Although I wish there was an authorative source for "The Soul List", nothing like that really seemed to exist, so I had Gemini fill it out.
I increased the output dictionary word count to 8000, and used K-Means clustering to "fill in the gaps" of the output vocabulary.
Now that I had settled on about 8k words that I had deemed as essential, I realized that I had this giant list of 400k words left over. I also had their vectors precalculated. I decided to use this as an input list, and to reject all words outside of this list. Since every vector was precalculated, I wouldn't need to spin up the model and encode a word on each request, and I could just look up the vector associated with each word. Also, I would be able to reject random spam like "www.scamwebsite.com", since that wouldn't be in my input dictionary.
I would be losing out on being able to encode any word into a vector, even words I had never seen before like hyperultramegaunobtanium, but that was a sacrifice I was willing to make. 400k words ought to be enough for anybody.
I was able to get the response time on my Macbook down to 18 ms with this.
As a general heuristic, the server was about 1/6th as good as my Macbook, so this made me feel very hopeful about reaching close to what I would consider acceptable performance.
I also added code to the client to cache as much as possible to avoid calling the server more than necessary.
Okay, I know this sounds like an ad, but it's not.

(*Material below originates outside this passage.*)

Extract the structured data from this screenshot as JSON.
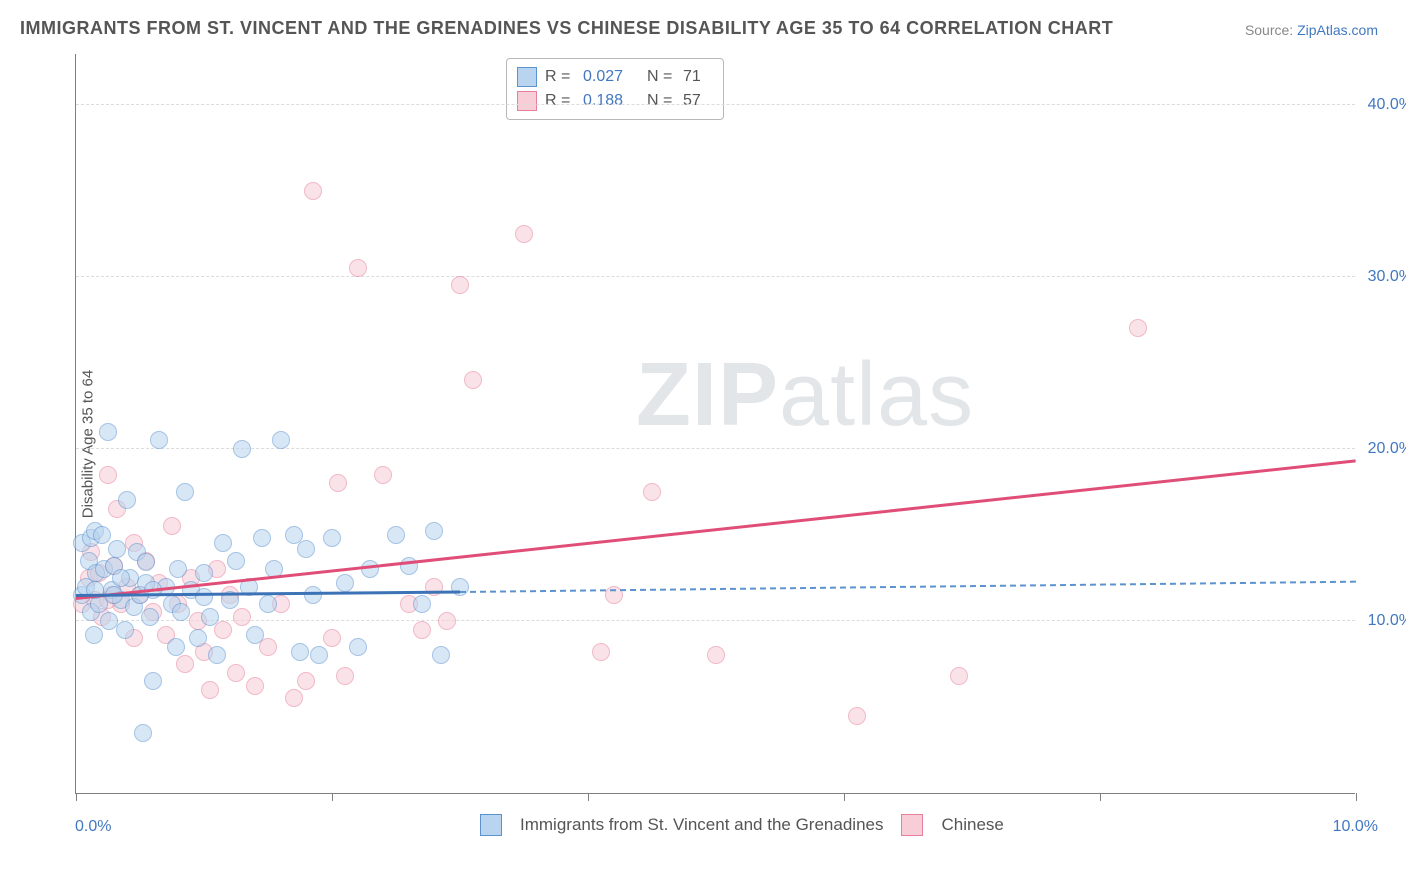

Since my entire application was now deterministic and precomputed, there was very little room for me to improve on the server side. The performance wasn't quite where I needed in to be for this to be something I could really run on my VPS, so I decided to do the last logical thing, shift everything to the client.
I have a list of 400,000 word and their vectors that can be used as an input, and I have a list of 8000 words and their vectors that can be the output. The 400k input list is massive, around 600MB when loaded into memory. I can't send that to a browser; it would crash a mobile phone instantly. But the output list? It's around 60 MB, but when compressed it's closer to 10 MB.
That’s smaller than the intro animation on many startup landing pages.
I realized I could split the architecture down the middle:
Since the output matrix is static, I can use cloudflare to cache it. This brings my bandwidth costs down to nearly 0, and the only requests made to my server are trivial API calls.
The final stack is a "Hybrid Edge-Compute" model that runs on a budget of roughly $5/month, yet scales almost infinitely.
I deployed a simple Python/Flask container on a cheap VPS. Its only job is to hold the 400,000-word input map in memory.
GET /api/vector?word=obtainO(1) hash map lookup.The 10MB output matrix is static. It doesn't change unless I update my "Soul List" or "Essential Vocabulary." I configured the server to send a Cache-Control: public, max-age=3600 header.
This is where the magic happens. Using JavaScript's Float32Array, modern browsers are shockingly fast at linear algebra.
King - Man + Woman, the browser fetches the three vectors from the server (or its local cache), does the math, and runs a dot product against the 8,000 local vectors.The result is a word vector explorer that feels instant, costs almost nothing to host, and scales passively through CDN caching. The server is just a lookup table; the browser does all the real math. Sometimes the best architecture is the one that makes your infra bill disappear.